«C'est votre devoir, en effet! lui répondait Hadjine. Quelque douleur que puisse me causer votre départ, Henry, je comprends que vous devez rejoindre vos compagnons d'armes! Oui! tant que la Grèce n'aura pas retrouvé son indépendance, il faut lutter pour elle!
— Je partirai, Hadjine, je vais partir! dit un jour Henry d'Albaret. Mais, si je pouvais emporter avec moi la certitude que vous m'aimez comme je vous aime…
— Henry, je n'ai aucun motif de cacher les sentiments que vous m'inspirez, répondit Hadjine. Je ne suis plus une enfant, et c'est avec le sérieux qui convient que j'envisage l'avenir. J'ai foi en vous, ajouta-t-elle en lui tendant les mains, ayez foi en moi! Telle vous me laisserez en partant, telle vous me retrouverez au retour!»
Henry d'Albaret avait pressé la main que lui donnait Hadjine comme gage de ses sentiments.
«Je vous remercie de toute mon âme! répondit-il.
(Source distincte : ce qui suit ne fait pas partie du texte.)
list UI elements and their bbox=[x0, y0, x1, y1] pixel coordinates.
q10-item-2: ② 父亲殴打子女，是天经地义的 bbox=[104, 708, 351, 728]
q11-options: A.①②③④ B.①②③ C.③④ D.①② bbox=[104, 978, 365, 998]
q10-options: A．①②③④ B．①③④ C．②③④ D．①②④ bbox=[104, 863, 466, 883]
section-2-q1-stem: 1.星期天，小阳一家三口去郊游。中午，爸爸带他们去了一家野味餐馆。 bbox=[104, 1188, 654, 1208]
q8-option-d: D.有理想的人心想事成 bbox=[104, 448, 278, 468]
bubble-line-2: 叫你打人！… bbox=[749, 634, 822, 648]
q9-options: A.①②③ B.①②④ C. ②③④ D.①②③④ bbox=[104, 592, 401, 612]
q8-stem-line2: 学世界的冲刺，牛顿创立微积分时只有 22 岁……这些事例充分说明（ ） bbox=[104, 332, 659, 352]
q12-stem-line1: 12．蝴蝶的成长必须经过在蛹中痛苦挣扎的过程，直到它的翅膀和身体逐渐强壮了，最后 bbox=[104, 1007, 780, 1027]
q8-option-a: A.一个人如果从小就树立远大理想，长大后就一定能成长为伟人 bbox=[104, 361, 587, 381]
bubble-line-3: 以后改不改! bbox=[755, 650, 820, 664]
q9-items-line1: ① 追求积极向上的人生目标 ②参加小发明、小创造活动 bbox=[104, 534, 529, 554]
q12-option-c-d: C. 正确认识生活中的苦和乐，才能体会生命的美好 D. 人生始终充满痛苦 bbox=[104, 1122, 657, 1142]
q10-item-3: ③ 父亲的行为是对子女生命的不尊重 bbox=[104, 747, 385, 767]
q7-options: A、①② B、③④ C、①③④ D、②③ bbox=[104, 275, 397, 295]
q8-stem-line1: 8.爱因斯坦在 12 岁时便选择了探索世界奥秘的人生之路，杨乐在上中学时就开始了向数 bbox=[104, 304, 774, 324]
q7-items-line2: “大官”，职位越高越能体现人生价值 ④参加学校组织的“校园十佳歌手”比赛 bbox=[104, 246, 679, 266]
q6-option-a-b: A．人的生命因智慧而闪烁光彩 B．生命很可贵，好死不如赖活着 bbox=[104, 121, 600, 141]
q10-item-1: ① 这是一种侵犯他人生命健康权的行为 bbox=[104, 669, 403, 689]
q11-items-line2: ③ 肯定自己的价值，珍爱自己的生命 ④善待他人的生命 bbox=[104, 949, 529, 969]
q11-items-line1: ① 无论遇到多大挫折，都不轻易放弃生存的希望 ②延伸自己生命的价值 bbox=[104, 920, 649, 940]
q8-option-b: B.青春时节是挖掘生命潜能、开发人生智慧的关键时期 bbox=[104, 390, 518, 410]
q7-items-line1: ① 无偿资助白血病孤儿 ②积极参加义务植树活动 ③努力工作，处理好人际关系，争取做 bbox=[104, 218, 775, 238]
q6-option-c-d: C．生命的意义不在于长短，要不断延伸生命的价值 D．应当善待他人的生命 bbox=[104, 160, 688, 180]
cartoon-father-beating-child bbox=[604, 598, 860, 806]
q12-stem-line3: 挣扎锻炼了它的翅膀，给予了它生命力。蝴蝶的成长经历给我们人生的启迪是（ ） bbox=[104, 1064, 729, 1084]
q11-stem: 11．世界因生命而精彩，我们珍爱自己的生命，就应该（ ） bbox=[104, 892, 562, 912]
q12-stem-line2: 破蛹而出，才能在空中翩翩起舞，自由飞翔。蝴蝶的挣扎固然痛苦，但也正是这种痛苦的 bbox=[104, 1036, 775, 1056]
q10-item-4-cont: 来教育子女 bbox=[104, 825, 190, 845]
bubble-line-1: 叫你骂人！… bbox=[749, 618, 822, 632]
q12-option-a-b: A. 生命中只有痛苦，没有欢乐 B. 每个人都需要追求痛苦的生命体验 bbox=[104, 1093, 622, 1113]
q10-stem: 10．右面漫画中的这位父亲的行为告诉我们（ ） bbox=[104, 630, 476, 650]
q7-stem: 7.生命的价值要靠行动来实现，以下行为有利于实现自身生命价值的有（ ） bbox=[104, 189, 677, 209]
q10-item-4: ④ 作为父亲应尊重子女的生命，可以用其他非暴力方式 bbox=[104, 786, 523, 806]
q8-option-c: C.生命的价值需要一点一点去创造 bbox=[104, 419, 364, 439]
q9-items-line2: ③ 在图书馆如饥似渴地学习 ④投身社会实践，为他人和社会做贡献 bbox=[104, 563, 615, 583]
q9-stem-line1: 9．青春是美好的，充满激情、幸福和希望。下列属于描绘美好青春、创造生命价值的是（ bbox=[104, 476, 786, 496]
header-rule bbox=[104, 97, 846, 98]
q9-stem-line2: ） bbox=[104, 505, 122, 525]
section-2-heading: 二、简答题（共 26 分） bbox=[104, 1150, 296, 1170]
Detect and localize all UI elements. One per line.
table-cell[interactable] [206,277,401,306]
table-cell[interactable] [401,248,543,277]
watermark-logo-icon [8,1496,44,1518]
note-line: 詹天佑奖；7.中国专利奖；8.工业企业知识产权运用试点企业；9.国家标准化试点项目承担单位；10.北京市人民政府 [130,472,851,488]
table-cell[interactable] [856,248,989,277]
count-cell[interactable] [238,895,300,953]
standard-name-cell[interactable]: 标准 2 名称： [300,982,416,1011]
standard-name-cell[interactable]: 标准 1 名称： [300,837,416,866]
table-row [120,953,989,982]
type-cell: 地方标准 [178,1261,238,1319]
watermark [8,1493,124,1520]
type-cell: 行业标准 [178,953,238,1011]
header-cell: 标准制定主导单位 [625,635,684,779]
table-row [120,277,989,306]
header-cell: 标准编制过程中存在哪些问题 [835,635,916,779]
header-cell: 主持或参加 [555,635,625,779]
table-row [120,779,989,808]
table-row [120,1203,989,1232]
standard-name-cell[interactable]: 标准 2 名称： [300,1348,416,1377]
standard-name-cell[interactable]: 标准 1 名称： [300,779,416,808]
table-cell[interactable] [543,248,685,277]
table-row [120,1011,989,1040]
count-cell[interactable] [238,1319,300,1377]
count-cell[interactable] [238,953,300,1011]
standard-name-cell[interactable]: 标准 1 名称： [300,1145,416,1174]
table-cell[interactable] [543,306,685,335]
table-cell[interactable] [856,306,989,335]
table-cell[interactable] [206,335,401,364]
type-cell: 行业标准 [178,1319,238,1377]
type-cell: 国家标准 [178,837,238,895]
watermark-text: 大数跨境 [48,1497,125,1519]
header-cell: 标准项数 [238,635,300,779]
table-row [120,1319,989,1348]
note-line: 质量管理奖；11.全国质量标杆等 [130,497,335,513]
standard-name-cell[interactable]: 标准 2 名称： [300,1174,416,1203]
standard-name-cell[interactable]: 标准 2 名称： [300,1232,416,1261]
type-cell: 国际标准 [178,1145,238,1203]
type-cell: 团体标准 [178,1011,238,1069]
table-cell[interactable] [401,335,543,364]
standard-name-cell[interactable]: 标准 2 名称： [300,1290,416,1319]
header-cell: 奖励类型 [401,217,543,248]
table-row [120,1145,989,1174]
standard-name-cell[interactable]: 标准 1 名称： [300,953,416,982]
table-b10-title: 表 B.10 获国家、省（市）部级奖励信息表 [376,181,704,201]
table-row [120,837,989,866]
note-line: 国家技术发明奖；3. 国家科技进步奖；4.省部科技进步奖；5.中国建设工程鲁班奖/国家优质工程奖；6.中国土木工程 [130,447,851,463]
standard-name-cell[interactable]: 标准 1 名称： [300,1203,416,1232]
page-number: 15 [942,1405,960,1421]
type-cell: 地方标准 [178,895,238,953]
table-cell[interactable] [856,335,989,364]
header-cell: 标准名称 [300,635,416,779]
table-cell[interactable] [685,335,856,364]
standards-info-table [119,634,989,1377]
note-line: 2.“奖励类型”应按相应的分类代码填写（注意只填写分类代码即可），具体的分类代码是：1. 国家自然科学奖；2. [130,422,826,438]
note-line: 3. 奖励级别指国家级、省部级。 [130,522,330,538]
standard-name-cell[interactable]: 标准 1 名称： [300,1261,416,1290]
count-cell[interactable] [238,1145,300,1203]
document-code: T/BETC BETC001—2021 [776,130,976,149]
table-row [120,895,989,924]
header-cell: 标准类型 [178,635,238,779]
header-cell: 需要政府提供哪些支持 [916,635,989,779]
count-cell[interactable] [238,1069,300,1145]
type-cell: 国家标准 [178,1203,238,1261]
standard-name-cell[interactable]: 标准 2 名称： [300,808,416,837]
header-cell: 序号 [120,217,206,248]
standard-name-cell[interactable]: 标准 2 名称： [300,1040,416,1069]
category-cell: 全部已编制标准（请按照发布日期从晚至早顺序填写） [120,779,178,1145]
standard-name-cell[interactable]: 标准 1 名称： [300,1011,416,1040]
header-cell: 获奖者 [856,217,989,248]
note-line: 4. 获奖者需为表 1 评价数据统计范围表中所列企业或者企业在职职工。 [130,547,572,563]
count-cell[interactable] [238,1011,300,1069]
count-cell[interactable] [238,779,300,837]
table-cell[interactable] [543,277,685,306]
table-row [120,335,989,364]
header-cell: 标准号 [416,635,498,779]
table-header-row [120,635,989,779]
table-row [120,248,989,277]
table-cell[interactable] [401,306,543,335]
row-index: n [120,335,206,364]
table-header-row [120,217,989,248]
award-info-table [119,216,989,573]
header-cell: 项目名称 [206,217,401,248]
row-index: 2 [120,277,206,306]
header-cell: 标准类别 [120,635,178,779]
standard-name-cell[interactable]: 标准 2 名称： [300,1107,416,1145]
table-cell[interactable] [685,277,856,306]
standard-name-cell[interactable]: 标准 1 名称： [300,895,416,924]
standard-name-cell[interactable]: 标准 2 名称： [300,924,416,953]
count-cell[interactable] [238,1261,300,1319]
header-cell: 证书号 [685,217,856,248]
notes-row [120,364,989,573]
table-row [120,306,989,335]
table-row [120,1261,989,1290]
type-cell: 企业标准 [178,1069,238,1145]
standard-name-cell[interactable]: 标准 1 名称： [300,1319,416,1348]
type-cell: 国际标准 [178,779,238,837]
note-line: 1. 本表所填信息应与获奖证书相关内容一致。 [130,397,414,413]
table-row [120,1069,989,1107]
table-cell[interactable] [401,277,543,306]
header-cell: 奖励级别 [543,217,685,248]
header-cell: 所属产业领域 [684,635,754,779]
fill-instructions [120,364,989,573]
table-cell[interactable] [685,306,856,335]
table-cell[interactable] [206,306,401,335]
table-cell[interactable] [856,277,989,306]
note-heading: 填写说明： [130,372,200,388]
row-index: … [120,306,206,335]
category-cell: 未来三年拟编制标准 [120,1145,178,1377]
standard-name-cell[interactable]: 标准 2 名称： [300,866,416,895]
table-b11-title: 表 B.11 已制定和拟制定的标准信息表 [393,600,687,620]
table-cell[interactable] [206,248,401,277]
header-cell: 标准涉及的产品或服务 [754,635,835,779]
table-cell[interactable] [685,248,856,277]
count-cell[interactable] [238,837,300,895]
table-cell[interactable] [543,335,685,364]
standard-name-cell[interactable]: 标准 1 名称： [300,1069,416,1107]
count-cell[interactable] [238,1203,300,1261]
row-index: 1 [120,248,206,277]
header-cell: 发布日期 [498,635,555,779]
Oui! nous sommes bien l'un à l'autre… déjà! Et si notre séparation n'en est que plus pénible, du moins emporterai-je cette assurance avec moi que je suis aimé de vous!… Mais, avant mon départ, Hadjine, je veux avoir parlé à votre père!… Je veux être certain qu'il approuve notre amour, et qu'aucun obstacle ne viendra de lui…
— Vous agirez sagement, Henry, répondit la jeune fille. Ayez sa promesse comme vous avez la mienne!»
Et Henry d'Albaret ne dut pas tarder à le faire, car il s'était décidé à reprendre du service sous le colonel Fabvier.
En effet, les choses allaient de mal en pis pour la cause de l'indépendance. La convention de Londres n'avait encore produit aucun effet utile, et l'on pouvait se demander si les puissances ne s'en tiendraient pas, vis-à-vis du sultan, à des observations purement officieuses, et par conséquent toutes platoniques.
D'ailleurs, les Turcs, infatués de leurs succès, paraissaient assez peu disposés à rien céder de leurs prétentions. Bien que deux escadres, l'une anglaise, commandée par l'amiral Codrington, l'autre française, sous les ordres de l'amiral de Rigny, parcourussent alors la mer Égée, et, bien que le gouvernement grec fût venu s'installer à Égine pour y délibérer dans de meilleures conditions de sécurité, les Turcs faisaient preuve d'une opiniâtreté qui les rendait redoutables.
On le comprenait, du reste, en voyant toute une flotte de quatre- vingt-douze navires ottomans, égyptiens et tunisiens, que la vaste rade de Navarin venait de recevoir à la date du 7 septembre. Cette flotte portait un immense approvisionnement qu'Ibrahim allait prendre pour subvenir aux besoins d'une expédition qu'il préparait contre les Hydriotes.